ANCA associated glomerulonephritis in a patient with mixed connective tissue disease.
10.11817/j.issn.1672-7347.2014.02.018
- Author:
Yining SUN
1
;
Lan HE
;
Xiaohong LÜ
;
Lingfei MO
;
Jing ZHANG
Author Information
1. Department of Rheumatology, First Affiliated Hospital of the Medical School of Xi'an Jiaotong Universtiy, Xi'an 710061, China.
- Publication Type:Case Reports
- MeSH:
Adult;
Antibodies, Antineutrophil Cytoplasmic;
Cyclophosphamide;
Female;
Glomerulonephritis;
Humans;
Methylprednisolone;
Mixed Connective Tissue Disease;
Peroxidase;
Proteinuria
- From:
Journal of Central South University(Medical Sciences)
2014;39(2):209-214
- CountryChina
- Language:English
-
Abstract:
OBJECTIVE:To investigate the diagnosis and treatment of mixed connective tissue disease (MCTD) and myeloperoxidase-antineutrophil cytoplasmic antibody (MPO-ANCA) associated vasculitis, which is a rare clinical entity in medical practice.
METHODS:A 35-year-old female of Asian origin was admitted to our hospital due to complaints of Raynaud's phenomenon, myalgia, arthralgia and fatigue. The patient was diagnosed as MCTD in the out-patient department 8 months prior to admission based on Alarcon-Segovia classification criteria of Raynaud's phenomenon, myalgia, arthralgia and a high anti-U1 ribonucleoprotein antibody level.
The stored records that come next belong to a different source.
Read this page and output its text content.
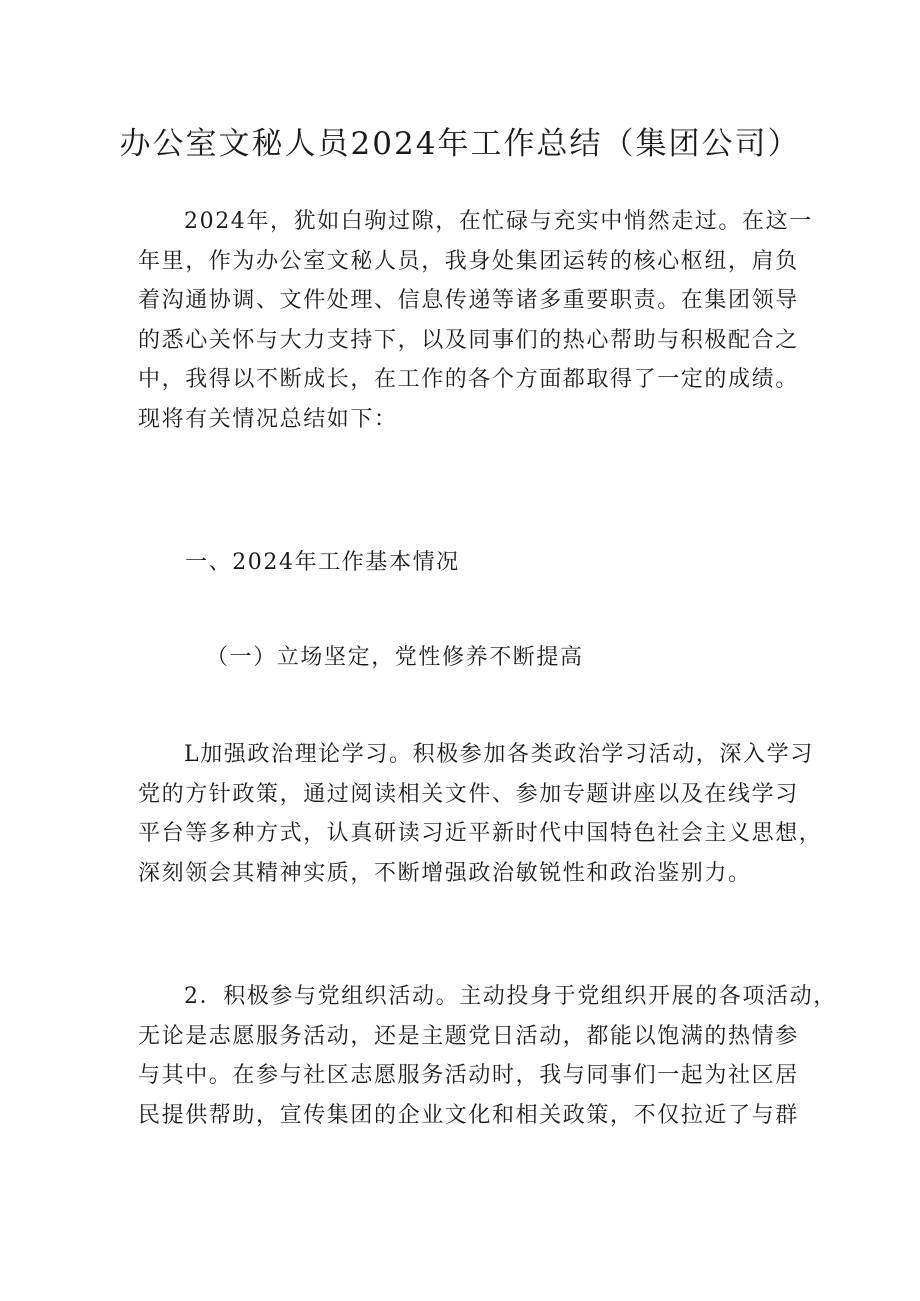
办公室文秘人员2024年工作总结（集团公司）
2024年，犹如白驹过隙，在忙碌与充实中悄然走过。在这一
年里，作为办公室文秘人员，我身处集团运转的核心枢纽，肩负
着沟通协调、文件处理、信息传递等诸多重要职责。在集团领导
的悉心关怀与大力支持下，以及同事们的热心帮助与积极配合之
中，我得以不断成长，在工作的各个方面都取得了一定的成绩。
现将有关情况总结如下：
一、2024年工作基本情况
（一）立场坚定，党性修养不断提高
L加强政治理论学习。积极参加各类政治学习活动，深入学习
党的方针政策，通过阅读相关文件、参加专题讲座以及在线学习
平台等多种方式，认真研读习近平新时代中国特色社会主义思想，
深刻领会其精神实质，不断增强政治敏锐性和政治鉴别力。
2．积极参与党组织活动。主动投身于党组织开展的各项活动，
无论是志愿服务活动，还是主题党日活动，都能以饱满的热情参
与其中。在参与社区志愿服务活动时，我与同事们一起为社区居
民提供帮助，宣传集团的企业文化和相关政策，不仅拉近了与群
Interstitial lung disease was determined by chest computed tomography. Renal biopsy was performed because of marked proteinuria on 24 h urine collection. Histopathological examination revealed glomerulonephritis with fibrocellular/cellular crescents, in which moderate staining of IgM was shown by direct immunofluorescence. She was tested positive for myeloperoxidase antineutrophil cytoplasmic antibody.
RESULTS:High dose of methylprednisolone (500 mg/d for 3 days) was started intravenously when the results of renal biopsy were obtained. Oral prednisone and intravenous cyclophosphamide therapy (0.8 g/month) were continued for 12 months. Daily urinary protein loss decreased dramatically and serum creatinine was maintained at a normal level.
CONCLUSION:Corticosteroids and cyclophosphamide are effective in the treatment of MPO-ANCA associated glomerulonephritis in MCTD.